Keep Himalayan Rabbits, but not guinea pigs, Ive asked a few contacts and they are getting some numbers for you


----------



## fallenangel123 (23 June 2013)

That's brilliant thank you! I am seriously getting it in the neck for not wanting to do a 300 mile round trip to Kent at present!


----------



## Zero00000 (26 June 2013)

Hi,
I have located 2 boars in east midlands derby, Im no good with areas, but must be closer to you than Kent?

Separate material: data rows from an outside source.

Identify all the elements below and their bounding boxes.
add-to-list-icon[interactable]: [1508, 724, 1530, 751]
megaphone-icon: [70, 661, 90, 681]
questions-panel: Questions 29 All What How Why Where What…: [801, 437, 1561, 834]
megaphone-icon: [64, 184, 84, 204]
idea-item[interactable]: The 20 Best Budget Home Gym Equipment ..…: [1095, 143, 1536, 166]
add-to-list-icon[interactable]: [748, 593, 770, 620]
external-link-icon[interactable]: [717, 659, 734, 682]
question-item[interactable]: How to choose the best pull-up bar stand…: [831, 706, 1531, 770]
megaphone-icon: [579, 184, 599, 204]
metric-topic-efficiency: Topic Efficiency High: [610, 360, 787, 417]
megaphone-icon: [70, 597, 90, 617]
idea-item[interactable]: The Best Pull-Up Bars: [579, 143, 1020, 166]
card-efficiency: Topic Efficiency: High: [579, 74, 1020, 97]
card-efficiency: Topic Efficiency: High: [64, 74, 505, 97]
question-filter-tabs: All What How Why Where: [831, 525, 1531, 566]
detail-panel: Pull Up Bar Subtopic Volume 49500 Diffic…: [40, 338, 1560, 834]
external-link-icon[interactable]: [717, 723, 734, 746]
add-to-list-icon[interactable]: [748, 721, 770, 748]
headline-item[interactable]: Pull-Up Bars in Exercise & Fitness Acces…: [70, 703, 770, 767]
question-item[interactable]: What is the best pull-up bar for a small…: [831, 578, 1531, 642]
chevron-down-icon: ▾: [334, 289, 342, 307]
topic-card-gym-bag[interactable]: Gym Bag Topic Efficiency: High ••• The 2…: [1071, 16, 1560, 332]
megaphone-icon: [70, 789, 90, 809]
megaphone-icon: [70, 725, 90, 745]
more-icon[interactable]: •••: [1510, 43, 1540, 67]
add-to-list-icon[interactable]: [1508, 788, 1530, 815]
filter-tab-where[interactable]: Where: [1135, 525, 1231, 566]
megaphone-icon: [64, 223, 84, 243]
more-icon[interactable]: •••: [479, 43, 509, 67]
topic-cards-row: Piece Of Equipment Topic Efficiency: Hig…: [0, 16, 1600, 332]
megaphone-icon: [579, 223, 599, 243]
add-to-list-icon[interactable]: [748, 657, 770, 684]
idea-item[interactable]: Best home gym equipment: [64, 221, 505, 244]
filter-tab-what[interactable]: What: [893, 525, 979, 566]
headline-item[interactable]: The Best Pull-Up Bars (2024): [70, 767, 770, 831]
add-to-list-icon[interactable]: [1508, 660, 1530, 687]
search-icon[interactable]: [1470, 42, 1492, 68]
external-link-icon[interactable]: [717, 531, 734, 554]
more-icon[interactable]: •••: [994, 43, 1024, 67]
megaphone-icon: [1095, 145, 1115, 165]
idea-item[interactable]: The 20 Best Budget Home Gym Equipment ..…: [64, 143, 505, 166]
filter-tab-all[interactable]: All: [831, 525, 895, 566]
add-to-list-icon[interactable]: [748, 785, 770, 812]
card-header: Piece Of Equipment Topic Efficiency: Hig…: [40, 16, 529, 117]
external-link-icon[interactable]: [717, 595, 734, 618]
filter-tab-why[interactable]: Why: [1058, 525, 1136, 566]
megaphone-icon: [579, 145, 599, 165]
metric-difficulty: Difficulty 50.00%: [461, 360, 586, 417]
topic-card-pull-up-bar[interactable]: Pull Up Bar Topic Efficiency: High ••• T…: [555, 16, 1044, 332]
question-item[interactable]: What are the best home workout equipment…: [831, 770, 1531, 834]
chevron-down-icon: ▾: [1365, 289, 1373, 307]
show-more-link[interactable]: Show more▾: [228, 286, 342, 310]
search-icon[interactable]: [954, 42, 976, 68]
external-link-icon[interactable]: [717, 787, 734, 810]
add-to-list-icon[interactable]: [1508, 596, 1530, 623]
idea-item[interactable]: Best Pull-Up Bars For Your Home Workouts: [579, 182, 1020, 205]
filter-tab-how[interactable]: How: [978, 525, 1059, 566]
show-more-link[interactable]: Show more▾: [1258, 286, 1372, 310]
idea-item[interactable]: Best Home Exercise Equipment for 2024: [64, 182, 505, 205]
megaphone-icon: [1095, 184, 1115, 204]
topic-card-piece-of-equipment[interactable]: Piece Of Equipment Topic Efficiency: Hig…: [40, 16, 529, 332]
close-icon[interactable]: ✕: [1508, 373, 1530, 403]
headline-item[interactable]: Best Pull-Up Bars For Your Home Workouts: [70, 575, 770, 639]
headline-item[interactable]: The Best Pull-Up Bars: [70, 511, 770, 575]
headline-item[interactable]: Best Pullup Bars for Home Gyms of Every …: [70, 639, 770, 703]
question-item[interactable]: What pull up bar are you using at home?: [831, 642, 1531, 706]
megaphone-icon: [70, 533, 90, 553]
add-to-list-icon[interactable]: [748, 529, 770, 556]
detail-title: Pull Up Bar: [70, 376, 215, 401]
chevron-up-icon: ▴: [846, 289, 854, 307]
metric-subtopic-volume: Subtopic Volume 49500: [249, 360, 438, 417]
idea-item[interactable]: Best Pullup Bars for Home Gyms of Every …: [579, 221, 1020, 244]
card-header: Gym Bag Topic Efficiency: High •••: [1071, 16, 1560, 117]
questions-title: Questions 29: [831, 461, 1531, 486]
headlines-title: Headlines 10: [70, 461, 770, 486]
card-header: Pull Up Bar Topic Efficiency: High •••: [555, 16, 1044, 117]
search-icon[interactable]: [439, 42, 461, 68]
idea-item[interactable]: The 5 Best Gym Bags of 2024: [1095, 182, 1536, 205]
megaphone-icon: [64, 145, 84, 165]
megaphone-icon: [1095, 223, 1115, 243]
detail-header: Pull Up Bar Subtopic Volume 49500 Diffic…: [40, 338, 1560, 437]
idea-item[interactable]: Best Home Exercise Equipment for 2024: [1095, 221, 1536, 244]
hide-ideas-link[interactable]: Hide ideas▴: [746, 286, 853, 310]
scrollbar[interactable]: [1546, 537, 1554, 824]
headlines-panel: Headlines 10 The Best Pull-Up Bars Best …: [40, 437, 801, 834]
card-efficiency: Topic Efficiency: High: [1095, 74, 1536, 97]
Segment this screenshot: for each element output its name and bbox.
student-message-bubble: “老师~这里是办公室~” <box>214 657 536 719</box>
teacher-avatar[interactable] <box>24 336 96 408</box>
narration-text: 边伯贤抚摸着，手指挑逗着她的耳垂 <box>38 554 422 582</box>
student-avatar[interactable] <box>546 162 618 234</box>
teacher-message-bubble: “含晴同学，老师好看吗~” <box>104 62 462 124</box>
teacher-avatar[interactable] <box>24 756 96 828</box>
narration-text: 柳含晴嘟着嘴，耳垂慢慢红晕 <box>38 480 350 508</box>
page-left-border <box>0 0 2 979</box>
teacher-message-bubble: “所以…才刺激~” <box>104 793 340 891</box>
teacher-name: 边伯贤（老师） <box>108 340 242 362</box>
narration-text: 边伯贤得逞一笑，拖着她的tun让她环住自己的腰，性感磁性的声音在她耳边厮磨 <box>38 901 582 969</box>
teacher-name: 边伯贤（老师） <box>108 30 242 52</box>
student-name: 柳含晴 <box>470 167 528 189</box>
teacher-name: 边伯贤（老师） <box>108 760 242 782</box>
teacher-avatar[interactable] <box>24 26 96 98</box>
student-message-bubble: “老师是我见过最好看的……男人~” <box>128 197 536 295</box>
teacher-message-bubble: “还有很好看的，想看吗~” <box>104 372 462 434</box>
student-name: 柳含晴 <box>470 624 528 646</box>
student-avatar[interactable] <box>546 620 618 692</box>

Im just awaiting her number


----------



## DreamingIsBelieving (29 June 2013)

fallenangel123 said:



			That's brilliant thank you! I am seriously getting it in the neck for not wanting to do a 300 mile round trip to Kent at present!
		
Click to expand...

Have to laugh at this because when I was looking for a lilac/white/gold rex sow, there was a breeder in Kent who specialised in them, and I was actually trying to convince my mum that a 3 and a half hour drive weekend away in Kent would be just the ticket. I was even showing her nice little B&Bs we could stay in. In the end I had to settle for a lilac/gold argente.


----------



## fallenangel123 (13 August 2013)

So finally today we collected two pairs of chocolate himalayan piggies from a lovely breeder only 25 miles away. They are lovely show quality and daughter had a great time getting tips and looking at her others too. ( not sure I like the way her eyes lit up at the chocolate otter coloured ones tho)
  Dream fulfilled, I feel like a good mum plus I get piggies to play with when she's not looking, bonus!!

Yes I know there are no pictures but I haven't got my laptop out yet sorry!


----------